The Village of Sliding Time by David Zieroth

sliding time

Title: The Village of Sliding Time
Author: David Zieroth
Publisher: Harbour Publishing
Year: 2006
Pages: 64

Review by Rob Taylor

Your teenaged self arrives at your door one morning. Like in Dickens’ A Christmas Carol, the boy has come to guide you on a journey through your past, yes, but this is somehow different. The boy is as amazed by the present as he is knowing of the past. It is the path the speaker travels with this, his younger self, that is the narrative of David Zieroth’s engaging long poem The Village of Sliding Time.

Zieroth, the former editor of Event Magazine, was raised in rural Manitoba, and currently resides in North Vancouver. It is within these two locales that Zieroth fixes his story, as they are the landscapes of his past and his present. Though a poem of sixty pages, the spacing of the poem, combined with Zieroth’s accessible language and enthusiastic pacing, make for a quick read. Fortunately, The Village of Sliding Time is a book that deserves to be read and savoured often.

Like any poem about the remembering of a life, the narrative of The Village of Sliding Time is interlaced with allusions to life’s bookends of birth and death: feet like “the bent curved feet/ of the old, the small boneless / limbs of babies…” (18), a boy “called home / through the stony pasture” (28), a “wet sack / of kittens…” (32).

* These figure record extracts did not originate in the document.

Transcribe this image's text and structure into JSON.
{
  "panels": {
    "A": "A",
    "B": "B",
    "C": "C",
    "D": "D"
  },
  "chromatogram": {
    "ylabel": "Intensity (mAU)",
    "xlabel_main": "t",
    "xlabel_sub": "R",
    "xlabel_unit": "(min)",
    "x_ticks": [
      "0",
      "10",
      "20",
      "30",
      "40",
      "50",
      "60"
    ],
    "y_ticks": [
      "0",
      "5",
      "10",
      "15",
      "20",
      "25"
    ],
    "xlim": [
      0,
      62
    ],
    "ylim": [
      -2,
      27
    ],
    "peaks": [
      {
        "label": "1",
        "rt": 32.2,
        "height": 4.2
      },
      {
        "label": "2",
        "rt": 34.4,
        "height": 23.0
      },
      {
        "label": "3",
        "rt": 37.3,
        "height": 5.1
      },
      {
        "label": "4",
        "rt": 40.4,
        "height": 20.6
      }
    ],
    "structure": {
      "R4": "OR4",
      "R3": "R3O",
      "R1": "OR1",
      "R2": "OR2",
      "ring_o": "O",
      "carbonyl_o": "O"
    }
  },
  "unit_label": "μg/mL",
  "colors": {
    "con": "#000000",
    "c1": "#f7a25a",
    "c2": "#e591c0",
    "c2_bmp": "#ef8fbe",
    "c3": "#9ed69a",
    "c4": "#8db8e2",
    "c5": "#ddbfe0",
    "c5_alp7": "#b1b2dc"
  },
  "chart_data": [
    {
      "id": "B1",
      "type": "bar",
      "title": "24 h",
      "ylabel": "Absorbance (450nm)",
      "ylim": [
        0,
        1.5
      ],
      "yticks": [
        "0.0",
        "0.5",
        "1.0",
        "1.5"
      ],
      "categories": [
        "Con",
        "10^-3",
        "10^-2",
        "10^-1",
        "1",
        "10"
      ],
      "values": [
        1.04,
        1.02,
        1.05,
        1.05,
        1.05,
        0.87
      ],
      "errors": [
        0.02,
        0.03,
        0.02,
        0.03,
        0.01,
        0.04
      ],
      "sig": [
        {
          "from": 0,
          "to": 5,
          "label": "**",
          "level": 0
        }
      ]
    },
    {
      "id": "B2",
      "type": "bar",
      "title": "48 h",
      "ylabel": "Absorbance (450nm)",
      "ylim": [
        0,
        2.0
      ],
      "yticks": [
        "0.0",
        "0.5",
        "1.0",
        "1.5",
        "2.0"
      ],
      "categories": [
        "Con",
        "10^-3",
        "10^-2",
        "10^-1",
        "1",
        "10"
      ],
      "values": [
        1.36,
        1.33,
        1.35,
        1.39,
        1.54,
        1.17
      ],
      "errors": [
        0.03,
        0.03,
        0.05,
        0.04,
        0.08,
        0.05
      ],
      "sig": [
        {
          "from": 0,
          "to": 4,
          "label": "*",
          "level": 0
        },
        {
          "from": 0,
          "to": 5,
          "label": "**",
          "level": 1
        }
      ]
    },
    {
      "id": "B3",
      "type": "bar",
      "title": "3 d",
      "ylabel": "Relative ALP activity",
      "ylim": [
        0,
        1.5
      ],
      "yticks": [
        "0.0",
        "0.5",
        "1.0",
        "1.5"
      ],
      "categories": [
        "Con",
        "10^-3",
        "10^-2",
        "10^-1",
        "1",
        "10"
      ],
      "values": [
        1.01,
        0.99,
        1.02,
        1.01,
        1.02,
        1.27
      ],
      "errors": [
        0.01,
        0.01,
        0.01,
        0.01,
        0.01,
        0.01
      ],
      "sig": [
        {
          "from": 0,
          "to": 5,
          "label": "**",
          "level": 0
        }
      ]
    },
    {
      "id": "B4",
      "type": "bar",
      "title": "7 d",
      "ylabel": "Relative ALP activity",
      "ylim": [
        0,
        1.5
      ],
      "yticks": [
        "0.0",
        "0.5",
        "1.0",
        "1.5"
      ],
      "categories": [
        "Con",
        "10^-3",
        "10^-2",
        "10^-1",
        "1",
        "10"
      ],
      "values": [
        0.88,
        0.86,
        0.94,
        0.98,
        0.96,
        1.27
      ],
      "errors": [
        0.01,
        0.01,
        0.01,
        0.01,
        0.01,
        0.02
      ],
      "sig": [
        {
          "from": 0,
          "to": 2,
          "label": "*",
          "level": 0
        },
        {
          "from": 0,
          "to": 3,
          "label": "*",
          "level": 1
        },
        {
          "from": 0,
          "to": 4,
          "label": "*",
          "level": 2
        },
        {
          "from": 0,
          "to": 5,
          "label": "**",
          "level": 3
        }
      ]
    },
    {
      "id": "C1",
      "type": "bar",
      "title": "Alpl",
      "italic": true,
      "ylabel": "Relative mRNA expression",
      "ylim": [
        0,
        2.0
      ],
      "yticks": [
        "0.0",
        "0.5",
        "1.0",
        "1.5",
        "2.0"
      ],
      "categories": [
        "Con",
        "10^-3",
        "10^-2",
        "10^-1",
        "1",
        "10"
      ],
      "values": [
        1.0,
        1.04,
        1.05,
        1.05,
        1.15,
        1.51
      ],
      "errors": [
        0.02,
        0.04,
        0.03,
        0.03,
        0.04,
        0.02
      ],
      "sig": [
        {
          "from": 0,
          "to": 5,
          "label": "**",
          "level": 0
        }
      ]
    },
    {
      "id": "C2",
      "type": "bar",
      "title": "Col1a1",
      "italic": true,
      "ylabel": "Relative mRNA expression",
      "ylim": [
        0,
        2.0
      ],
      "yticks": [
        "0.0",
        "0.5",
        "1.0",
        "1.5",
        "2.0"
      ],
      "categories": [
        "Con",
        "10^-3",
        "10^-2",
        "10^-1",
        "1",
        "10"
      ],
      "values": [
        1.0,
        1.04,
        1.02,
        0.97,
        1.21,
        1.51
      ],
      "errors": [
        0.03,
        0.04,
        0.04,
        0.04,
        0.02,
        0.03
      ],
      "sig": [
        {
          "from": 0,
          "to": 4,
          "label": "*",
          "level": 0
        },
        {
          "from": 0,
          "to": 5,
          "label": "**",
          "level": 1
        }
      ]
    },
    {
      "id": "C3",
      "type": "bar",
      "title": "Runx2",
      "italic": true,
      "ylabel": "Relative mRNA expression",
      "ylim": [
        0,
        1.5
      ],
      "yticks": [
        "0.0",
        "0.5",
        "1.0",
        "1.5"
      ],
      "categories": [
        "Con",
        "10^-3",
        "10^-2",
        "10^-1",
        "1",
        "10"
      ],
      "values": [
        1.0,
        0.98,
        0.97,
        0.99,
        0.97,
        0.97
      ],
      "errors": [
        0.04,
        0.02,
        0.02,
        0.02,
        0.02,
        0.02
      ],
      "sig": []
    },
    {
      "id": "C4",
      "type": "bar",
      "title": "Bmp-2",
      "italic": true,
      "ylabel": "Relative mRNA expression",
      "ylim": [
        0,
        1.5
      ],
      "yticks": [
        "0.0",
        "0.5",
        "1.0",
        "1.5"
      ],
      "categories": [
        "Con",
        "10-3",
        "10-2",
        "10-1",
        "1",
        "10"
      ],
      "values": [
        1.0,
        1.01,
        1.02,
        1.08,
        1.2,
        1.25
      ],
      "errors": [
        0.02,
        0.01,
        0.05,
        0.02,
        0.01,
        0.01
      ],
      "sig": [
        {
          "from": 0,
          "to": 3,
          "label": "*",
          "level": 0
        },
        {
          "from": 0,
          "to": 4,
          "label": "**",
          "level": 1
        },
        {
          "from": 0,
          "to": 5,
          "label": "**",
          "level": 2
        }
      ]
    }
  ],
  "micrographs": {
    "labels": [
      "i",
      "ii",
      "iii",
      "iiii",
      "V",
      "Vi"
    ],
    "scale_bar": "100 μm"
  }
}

The long poem that comprises almost the entirety of the book is, itself, bookended by two poems, “How I Came To Be” and “Had I Stayed on the Farm,” which explore the birth and (imagined) death of the author, and help to further situate The Village of Sliding Time at the delicate balancing point between creation and destruction.

Perhaps it is this awareness of the fragility of life that spurs the author to recount his childhood and youth at a dizzying pace. Using clear language, the poem truly does slide between lines and stanzas, each image spilling into the next. For these are true memories, often brief and incomplete, names and places piling on top of one another in what seems to be a tangled mess. But then come the moments of transcendence and clarity, those crisp moments of childhood: trips to the beach, train rides, snowstorms. Moments that stick in the mind and demand attention. At these places the speaker slows, the descriptions become more detailed and passionate. It is clear here that memory is no egalitarian — it picks favourites — and when its favourites are this pleasurable, this bold and rich, who can complain?

Near the end of the poem the author takes over the role of tour guide, leading his younger self through modern, cosmopolitan Vancouver, a world as chaotic and wondrous as the speaker’s own nest of memories. The poem, then, is projected into the present and, ultimately, the future. Through this, hints of what it means to be human, to remember and to create, emerge:

I can tell the boy has seen death
on his own, it is not death
that will separate him from me
when I die
will he die too

maybe a minute later
catching up
and becoming me
one last little
togetherness

flowing back and forth…
(65)

As the poem closes, we, as readers, are left much like the boy at the opening of the poem: both knowing and amazed, ready for the journey.

Rob Taylor lives in Port Moody, BC and recently released his first chapbook splattered earth.